Belfast City to Belfast City
Distance – 559km
Recommended duration – 7 days
- By car
|2||Co. Down to Co. Armagh||84km|
|7||Co. Antrim to Belfast City||170km|
Day One – Belfast City
- A customized tour of Belfast’s original Poor House. Clinton House, or Ann McCraken’s House on Donegall Streeat are a worthwhile introduction to Belfast and its Scots-Irish heritage. Visit the historic locations at Rosemary Street Church and the “Entries:. The Titanic was built in Belfast and the Titanic Quarter is a must-see – visit www.titanictoursbelfast.co.uk for more information. Other suggestions include Queen’S University and the newly refurbished Ulster Museum.
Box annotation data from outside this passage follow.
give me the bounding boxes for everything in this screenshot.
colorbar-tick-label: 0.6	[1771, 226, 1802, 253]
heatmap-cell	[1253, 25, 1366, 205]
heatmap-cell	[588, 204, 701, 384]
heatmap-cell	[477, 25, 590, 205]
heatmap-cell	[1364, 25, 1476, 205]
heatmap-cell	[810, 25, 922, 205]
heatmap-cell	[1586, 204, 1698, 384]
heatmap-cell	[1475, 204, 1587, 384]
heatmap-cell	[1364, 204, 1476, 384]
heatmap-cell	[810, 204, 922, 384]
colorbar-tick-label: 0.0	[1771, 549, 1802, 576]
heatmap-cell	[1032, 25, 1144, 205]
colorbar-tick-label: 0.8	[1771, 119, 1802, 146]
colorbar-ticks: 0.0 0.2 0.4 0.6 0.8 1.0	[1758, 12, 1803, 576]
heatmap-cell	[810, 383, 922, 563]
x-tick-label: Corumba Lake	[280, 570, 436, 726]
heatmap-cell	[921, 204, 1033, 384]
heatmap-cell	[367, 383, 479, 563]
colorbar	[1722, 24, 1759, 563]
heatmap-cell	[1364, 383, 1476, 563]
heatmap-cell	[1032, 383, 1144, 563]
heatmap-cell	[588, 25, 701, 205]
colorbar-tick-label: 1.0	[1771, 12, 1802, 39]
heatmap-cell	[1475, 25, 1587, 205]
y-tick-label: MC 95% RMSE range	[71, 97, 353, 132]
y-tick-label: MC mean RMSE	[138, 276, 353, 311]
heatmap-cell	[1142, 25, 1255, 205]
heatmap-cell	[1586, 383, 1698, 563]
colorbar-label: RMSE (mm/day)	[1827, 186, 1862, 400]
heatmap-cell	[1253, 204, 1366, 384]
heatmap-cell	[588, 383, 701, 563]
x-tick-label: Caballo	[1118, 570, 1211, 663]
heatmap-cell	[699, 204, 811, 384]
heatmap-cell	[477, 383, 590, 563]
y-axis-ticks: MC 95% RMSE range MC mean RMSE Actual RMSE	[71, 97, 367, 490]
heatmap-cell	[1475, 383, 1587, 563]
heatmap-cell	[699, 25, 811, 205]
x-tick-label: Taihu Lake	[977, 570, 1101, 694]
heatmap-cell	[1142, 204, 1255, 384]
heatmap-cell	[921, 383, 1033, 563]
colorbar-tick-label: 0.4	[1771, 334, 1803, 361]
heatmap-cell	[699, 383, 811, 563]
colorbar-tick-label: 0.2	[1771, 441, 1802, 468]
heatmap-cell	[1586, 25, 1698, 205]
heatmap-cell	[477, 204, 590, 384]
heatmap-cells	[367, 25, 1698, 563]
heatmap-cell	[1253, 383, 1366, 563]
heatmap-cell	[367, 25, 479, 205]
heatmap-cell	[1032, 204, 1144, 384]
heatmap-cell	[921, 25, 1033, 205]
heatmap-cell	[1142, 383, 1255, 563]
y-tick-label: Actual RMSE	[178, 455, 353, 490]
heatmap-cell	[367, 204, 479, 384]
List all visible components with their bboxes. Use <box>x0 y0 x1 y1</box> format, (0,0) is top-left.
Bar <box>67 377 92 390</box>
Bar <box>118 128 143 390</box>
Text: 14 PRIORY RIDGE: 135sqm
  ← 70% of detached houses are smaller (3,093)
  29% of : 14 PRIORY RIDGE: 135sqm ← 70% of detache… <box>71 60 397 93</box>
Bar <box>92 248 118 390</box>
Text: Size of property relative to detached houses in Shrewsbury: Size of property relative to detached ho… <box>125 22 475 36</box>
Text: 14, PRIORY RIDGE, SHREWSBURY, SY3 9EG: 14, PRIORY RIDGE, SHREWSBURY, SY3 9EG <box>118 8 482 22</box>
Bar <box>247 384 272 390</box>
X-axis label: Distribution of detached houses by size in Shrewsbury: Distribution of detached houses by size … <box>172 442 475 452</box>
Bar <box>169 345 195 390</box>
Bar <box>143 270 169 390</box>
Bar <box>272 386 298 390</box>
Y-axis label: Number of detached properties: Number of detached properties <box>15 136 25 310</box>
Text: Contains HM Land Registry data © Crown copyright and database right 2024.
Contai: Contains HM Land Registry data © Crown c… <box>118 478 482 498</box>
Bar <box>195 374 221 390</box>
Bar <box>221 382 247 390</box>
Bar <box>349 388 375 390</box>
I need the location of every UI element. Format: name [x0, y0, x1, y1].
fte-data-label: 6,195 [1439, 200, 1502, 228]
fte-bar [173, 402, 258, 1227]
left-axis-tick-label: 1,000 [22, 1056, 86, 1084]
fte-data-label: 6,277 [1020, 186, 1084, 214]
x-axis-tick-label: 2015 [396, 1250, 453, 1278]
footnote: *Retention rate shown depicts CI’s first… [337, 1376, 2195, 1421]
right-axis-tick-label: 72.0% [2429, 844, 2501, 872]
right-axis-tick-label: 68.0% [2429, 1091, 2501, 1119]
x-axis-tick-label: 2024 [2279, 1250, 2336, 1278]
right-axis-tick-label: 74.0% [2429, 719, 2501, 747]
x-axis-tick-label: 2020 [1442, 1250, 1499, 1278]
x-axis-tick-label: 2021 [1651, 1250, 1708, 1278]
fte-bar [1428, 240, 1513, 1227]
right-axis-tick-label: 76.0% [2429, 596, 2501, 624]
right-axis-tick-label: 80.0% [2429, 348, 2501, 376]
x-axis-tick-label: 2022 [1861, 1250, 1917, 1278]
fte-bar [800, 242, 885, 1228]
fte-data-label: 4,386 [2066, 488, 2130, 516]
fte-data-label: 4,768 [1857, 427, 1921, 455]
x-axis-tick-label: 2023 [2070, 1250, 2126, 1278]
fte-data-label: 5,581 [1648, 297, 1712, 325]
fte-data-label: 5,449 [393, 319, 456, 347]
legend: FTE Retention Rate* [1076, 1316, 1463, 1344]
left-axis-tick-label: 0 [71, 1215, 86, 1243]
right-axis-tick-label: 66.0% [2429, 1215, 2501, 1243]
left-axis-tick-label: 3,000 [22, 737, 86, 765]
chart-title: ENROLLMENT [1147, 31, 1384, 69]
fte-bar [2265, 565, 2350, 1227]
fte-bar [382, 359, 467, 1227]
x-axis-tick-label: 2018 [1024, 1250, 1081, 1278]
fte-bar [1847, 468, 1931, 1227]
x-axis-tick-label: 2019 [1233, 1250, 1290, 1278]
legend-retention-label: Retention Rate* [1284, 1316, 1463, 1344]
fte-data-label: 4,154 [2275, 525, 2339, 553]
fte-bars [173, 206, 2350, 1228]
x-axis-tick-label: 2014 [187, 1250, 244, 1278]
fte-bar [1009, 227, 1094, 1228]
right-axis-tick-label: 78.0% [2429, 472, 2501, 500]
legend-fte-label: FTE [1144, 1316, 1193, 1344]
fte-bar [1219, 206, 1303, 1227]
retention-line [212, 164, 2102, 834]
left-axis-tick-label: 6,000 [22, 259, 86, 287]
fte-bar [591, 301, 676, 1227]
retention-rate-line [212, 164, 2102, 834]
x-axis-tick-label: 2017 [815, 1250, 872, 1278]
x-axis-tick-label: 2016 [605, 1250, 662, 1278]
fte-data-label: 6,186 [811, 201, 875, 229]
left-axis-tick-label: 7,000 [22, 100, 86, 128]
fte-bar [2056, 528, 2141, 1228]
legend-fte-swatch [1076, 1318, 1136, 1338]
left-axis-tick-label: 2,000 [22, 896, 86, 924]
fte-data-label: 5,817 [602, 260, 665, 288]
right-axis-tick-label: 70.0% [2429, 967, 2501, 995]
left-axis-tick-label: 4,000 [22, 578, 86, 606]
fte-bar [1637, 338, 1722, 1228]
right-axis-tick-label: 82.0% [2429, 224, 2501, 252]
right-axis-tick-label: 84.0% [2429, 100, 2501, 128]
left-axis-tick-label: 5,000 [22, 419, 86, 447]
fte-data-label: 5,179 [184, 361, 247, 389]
Day Two – Counties Down and Armagh
- At Groomsport trace the story of the Eagle Wing, the fabled ship with early Scots-Irish emigrants, which had to turn back on its voyage due to storms. At Portaferry, visit the Greek Revival Presbyterian Church, or learn how English linen barons designed their estates at Lurgan Park and Brownlow House. At Ardress visit an 18th century gentleman’s farmhouse maintained today by the National Trust.
Day Three – Country Fermanagh
- See the differences between the Scottish and English influences in Ulster by spending a day exploring County Fermanagh, which boasts a number of the country’s Anglo-Irish family homes. The Duke of Abercorn, a member of the Hamilton Clan, has opened Belle Isle Cookery School where visitors prepare lunch with local produce and can also stay overnight. Discover historic grandeur with an overnight stay with the Brooke Family at Colebrook Park and Country Estate.
Day Four – County Tyrone
- At the Ulster-American Folk Park the installations and re-enactments tell of the formidable contribution that generations of Scots-Irish made to American frontier history. Costumed performers carry out everyday tasks in the traditional manner in Old and New World settings.
Day Five – County Londonderry
- Dating from 1618, Londonderry’s walls were built by city’s residents as a defense gainst native Irish chieftains and are still intact today. This city’s highlights include Saint Columb’s Cathedral, the Apprentice Boys Memorial Hall, and the beautiful Guildhall. Enjoy Ness Park and Ulster-Scots architecture at Brackfield Bawn located just outside the city.
Day Six – County Donegal
- Located east of County Londonderry, Northeast Donegal was a stronghold of the Scottish Presbyterians who migrated into Ulster. The founder of the first Presbyterian congregation in America, located in Maryland, was Francis Makernie from County Donegal. U.S. President James Knox Pole, frontiersman Day Crockett, and Edmund McIlhenny of the Tabasco fortune are just some descendants of the many Scots-Irish families who emigrated from these parts. For more information visit the Monreagh Ulster-Scots Centre at www.eastdonegalulsterscots.com
Day Seven – County Antrim
- Leave Londonderry along the Causeway Coastal Route, taking in the nine glens of Antrim. At Bushmills Distillery, learn how whiskey is made and take a taste test of famous Irish brands. Try to schedule a half-day trip via ferry from Ballycastle to Rathlin Island, home of the spider story of Robert the Bruce. Enjoy afternoon tea at 18th century Glenarm Castle and learn about the McDonnells and the migration of earlier Scots into the Glens of Antrim. Ballygally Castle, a luxury hotel, was built by Shaw of Greenock in the Scottish Baronial style. Enjoy stunning views across to Scotland and learn about the history of the area dating back to the time of the Plantation of Ulster. Complete your journey with a stop at the Andrew Jackdon Centre and the Carrickfergus Castle, one of the best preserved Norman Castles.